Jumat, 21 September 2012

Bangsa yang Lupa Bercermin


Bangsa yang Lupa Bercermin

Ya, kita semua hampir-hampir tak tahu lagi apa itu cermin, fungsi, dan manfaatnya. Kita lebih sering mencermati wajah orang lain ketimbang wajah sendiri.
Betapa mata kita sangat tajam mendapati flek-flek pada muka orang. Dan betapa ternyata mulut pun menjadi gatal untuk mengatakan keburukan-keburukan yang dilihatnya seraya bak seorang ahli mengatakan bagaimana seharusnya keburukan itu diperbaiki.
Kita semua. Ya kita semua. Apakah ini karena mainstream kebebasan berpendapat pasca runtuhnya belenggu orde baru?
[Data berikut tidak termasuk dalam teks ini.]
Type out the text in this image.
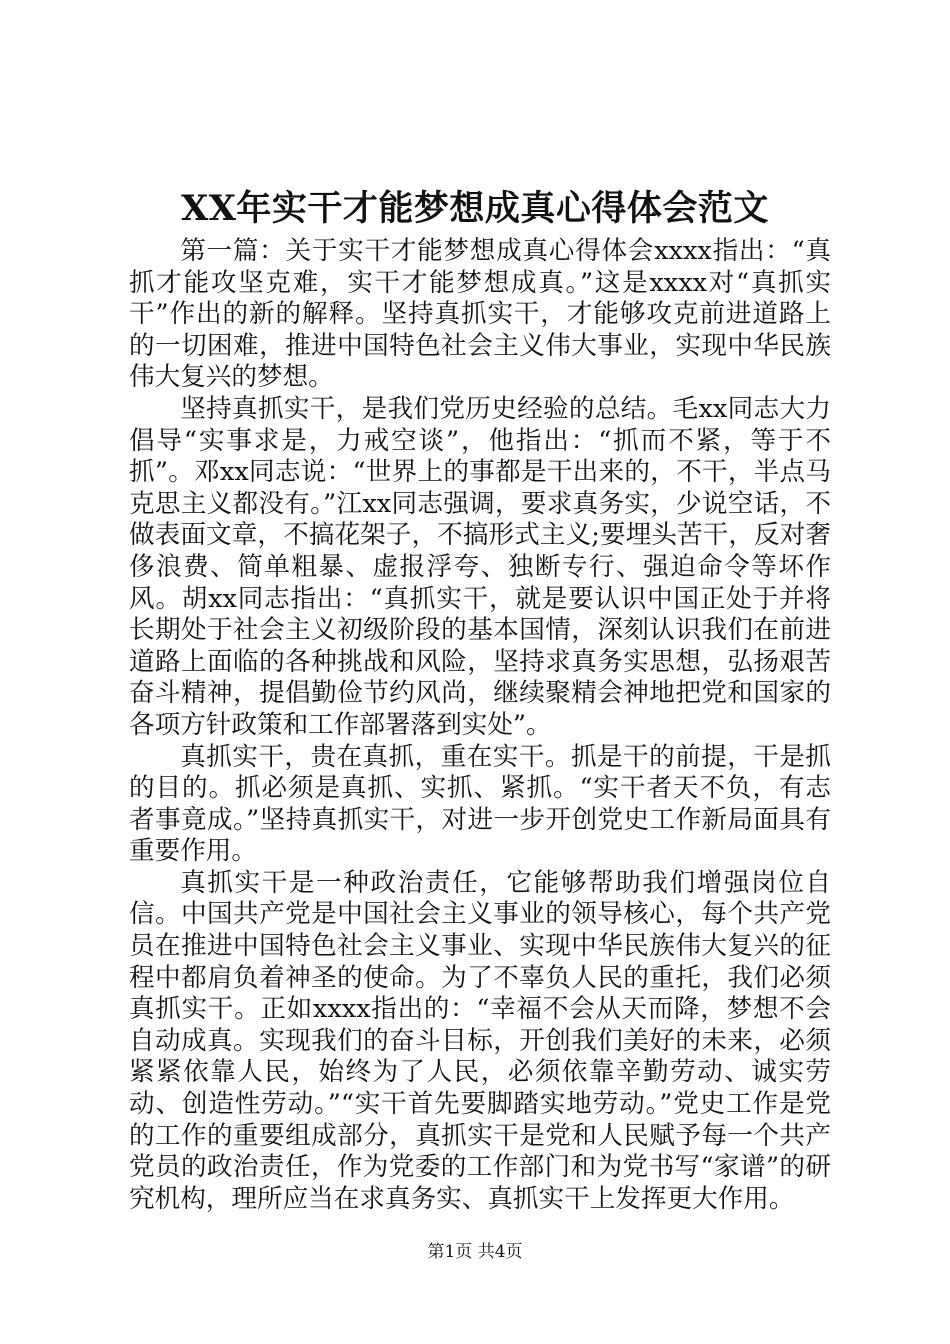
XX年实干才能梦想成真心得体会范文

第一篇：关于实干才能梦想成真心得体会xxxx指出：“真抓才能攻坚克难，实干才能梦想成真。”这是xxxx对“真抓实干”作出的新的解释。坚持真抓实干，才能够攻克前进道路上的一切困难，推进中国特色社会主义伟大事业，实现中华民族伟大复兴的梦想。

坚持真抓实干，是我们党历史经验的总结。毛xx同志大力倡导“实事求是，力戒空谈”，他指出：“抓而不紧，等于不抓”。邓xx同志说：“世界上的事都是干出来的，不干，半点马克思主义都没有。”江xx同志强调，要求真务实，少说空话，不做表面文章，不搞花架子，不搞形式主义;要埋头苦干，反对奢侈浪费、简单粗暴、虚报浮夸、独断专行、强迫命令等坏作风。胡xx同志指出：“真抓实干，就是要认识中国正处于并将长期处于社会主义初级阶段的基本国情，深刻认识我们在前进道路上面临的各种挑战和风险，坚持求真务实思想，弘扬艰苦奋斗精神，提倡勤俭节约风尚，继续聚精会神地把党和国家的各项方针政策和工作部署落到实处”。

真抓实干，贵在真抓，重在实干。抓是干的前提，干是抓的目的。抓必须是真抓、实抓、紧抓。“实干者天不负，有志者事竟成。”坚持真抓实干，对进一步开创党史工作新局面具有重要作用。

真抓实干是一种政治责任，它能够帮助我们增强岗位自信。中国共产党是中国社会主义事业的领导核心，每个共产党员在推进中国特色社会主义事业、实现中华民族伟大复兴的征程中都肩负着神圣的使命。为了不辜负人民的重托，我们必须真抓实干。正如xxxx指出的：“幸福不会从天而降，梦想不会自动成真。实现我们的奋斗目标，开创我们美好的未来，必须紧紧依靠人民，始终为了人民，必须依靠辛勤劳动、诚实劳动、创造性劳动。”“实干首先要脚踏实地劳动。”党史工作是党的工作的重要组成部分，真抓实干是党和人民赋予每一个共产党员的政治责任，作为党委的工作部门和为党书写“家谱”的研究机构，理所应当在求真务实、真抓实干上发挥更大作用。

第1页 共4页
Sehingga ibarat kuda yang selama ini dikurung maka ketika pintu dibuka sang kuda lari kemana tak tentu arah? Bukankah ini berarti sejak dalam kurungan sang kuda memang tak tahu kemana akan melangkah jika berkesempatan bebas?
Pemerintah dihujat. Legislatif dicerca. Rakyat menderita. Demonstrasi menjadi senjata. Separuh bangsa menjadi apriori dan sinis. Pembunuhan menjadi sesuatu yang biasa, kenistaan menjadi sesuatu yang meraja. Agama tak lagi mampu menjadi tuntunan. Tuhan-tuhan baru bermunculan. Tuhan Uang, Tuhan Jabatan, Tuhan Koalisi, Tuhan Partai, Tuhan Media, dan seribu Tuhan lainnya.
Seperti inikah hidup yang dinginkan Bangsa? Siapa yang harus disalahkan jika keadaan telah seperti ini?
Sah-sah saja kita bercita dan berharap akan perbaikan Bangsa. Tapi ingat, bangsa ini terdiri dari banyak individu. Nah, dari sini mari kita sadari. Mari kita bercermin. Sudah menjadi individu yang bajik dan bijak bagi bangsakah kita ini? Jika belum, mari kita berkonsentrasi saja pada perbaikan diri. Sebab, jika saja sebagian besar bangsa ini menyadari ini, maka bayangkan kebaikan yang akan nyata terjadi pada bangsa. Sebaliknya, jika sebagian besar bangsa ini lupa diri, maka kenyataan seperti sekaranglah yang dihasilkan.
Akhirnya, cukuplah sudah kita berkutat pada wajah orang lain. Raihlah cermin dan mari kita gunakan untuk mencari keburukan kita sendiri yang setelahnya lalu kita perbaiki.